This work and all the resulting documents (CSV, and others) are licensed under a Creative Commons Attribution-NonCommercial-ShareAlike 4.0 International License.
This project is the result of PRAC1 of the subject "Tipologia i cicle de vida de les dades" of the Master of Data Science of the UOC (Universitat Oberta de Catalunya).
This project has the capability to scrap the famous webpage https://www.azlyrics.com. To do so, the user can search by artist, album, song or letter and generate an output file (csv) with the information of every song.
This project is written in python3
I recommend using a virtualenv in order not to install requirements in your system, thus creating possibles incompatibilities.

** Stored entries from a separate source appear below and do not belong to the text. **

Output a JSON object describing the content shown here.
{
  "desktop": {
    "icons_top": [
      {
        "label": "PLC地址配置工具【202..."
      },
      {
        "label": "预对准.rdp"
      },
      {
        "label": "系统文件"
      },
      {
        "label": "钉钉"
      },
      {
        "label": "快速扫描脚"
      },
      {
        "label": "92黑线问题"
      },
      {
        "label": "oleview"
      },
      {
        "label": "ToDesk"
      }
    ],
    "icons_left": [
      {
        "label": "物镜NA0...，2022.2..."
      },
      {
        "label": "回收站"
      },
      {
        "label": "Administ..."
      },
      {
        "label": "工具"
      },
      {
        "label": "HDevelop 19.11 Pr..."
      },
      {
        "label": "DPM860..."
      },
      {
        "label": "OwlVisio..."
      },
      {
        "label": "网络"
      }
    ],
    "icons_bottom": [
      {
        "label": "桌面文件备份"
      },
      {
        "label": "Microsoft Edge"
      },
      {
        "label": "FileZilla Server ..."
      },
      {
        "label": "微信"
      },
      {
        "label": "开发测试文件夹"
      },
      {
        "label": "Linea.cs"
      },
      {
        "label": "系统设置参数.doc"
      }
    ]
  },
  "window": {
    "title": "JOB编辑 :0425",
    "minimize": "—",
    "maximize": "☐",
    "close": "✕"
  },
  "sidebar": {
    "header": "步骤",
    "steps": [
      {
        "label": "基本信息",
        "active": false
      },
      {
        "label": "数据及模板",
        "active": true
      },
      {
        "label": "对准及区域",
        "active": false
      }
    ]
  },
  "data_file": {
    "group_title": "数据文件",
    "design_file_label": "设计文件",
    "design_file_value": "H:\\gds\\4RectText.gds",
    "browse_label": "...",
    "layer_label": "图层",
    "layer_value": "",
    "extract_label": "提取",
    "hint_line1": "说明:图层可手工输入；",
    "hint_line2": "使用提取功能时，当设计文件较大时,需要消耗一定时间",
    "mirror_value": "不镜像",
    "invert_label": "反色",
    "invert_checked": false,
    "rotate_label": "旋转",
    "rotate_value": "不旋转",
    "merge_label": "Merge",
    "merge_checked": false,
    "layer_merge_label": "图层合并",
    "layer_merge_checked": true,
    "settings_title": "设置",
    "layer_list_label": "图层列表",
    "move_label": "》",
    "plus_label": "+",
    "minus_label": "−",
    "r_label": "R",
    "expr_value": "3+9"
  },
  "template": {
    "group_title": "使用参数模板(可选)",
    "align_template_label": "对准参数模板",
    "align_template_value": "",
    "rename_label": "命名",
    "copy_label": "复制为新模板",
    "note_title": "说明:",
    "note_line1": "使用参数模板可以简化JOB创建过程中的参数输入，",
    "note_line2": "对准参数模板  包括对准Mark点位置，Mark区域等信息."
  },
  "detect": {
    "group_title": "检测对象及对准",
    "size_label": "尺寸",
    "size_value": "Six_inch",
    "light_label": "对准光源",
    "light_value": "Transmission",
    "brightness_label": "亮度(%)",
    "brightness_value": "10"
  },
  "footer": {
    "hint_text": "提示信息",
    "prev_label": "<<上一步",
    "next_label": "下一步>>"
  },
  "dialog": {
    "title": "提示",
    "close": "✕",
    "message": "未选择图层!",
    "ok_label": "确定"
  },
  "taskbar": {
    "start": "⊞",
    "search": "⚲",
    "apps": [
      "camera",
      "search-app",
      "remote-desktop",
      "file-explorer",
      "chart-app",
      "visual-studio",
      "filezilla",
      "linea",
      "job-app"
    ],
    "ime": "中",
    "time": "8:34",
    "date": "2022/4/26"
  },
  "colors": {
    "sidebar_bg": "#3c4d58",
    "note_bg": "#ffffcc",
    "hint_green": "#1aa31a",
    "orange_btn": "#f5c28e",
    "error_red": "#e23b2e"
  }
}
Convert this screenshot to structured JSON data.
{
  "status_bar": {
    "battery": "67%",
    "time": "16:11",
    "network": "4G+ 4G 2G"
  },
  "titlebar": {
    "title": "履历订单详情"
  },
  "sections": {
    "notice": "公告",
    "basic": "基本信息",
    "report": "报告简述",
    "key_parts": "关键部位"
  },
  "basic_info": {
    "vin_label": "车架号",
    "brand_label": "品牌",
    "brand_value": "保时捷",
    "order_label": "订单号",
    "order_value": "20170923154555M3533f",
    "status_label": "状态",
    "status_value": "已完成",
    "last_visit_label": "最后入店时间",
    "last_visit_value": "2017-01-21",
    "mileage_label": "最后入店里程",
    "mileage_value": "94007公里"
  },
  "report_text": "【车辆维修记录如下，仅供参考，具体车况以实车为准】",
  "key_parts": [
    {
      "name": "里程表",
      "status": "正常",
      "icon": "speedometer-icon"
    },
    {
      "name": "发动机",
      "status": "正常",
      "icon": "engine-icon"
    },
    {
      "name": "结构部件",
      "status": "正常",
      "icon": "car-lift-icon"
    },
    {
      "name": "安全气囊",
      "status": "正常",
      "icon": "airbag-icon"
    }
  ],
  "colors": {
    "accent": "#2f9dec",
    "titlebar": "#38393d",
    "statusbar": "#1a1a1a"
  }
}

- Create a virtualenv. Remember using python3 as interpreter.
virtualenv -p python3 venv
- Activate your new virtualenv
source venv/bin/activate
- Install the project requirements in your virtualenv.
pip install -r requirements.txt
It is intended to use it by calling the main.py file, that it contains some parameters to control several functionalities.
> python3 main.py -h
usage: main.py [-h] --output OUTPUT_FILE --search_by
{artist,album,song,letter} --search SEARCH
Scrap azlyrics page
optional arguments:
-h, --help show this help message and exit
--output OUTPUT_FILE, -o OUTPUT_FILE
Output file name.
--search_by {artist,album,song,letter}
Set how to search by parameter.
--search SEARCH, -s SEARCH
Search the following string.
--batch_size BATCH_SIZE
Set the request batch size.
python3 main.py --search_by 'artist' --search "pink floyd" -o output.csv
In this example, the output.csv will contain the information and cleaned lyrics of all songs of the 'pink floyd' artist.
Now, there's only one possible output format: csv.
The csv columns names are self-explanatory:
- artist
- album_name
- album_year
- album_category
- song_name
- song_genre
- song_lyrics
.
├── main.py # Main file
├── README.md # README.md
├── requirements.txt # python requirements to be installed.
└── src
├── __init__.py
├── models.py # Model output objects: Album, Artist, Song
├── outputer.py # Functions to generate output files.
├── scraper
│ ├── __init__.py
│ ├── base.py # Base abstract classes of the scraper.
│ ├── exceptions.py # Collection of custom exception classes.
│ ├── plain.py # Plain webpage scrapers.
│ ├── requester.py # Requester to perform batch requests.
│ └── search.py # Search webpage scrapers.
├── searcher.py # Collection of search functions.
└── utils.py # Shared util functions.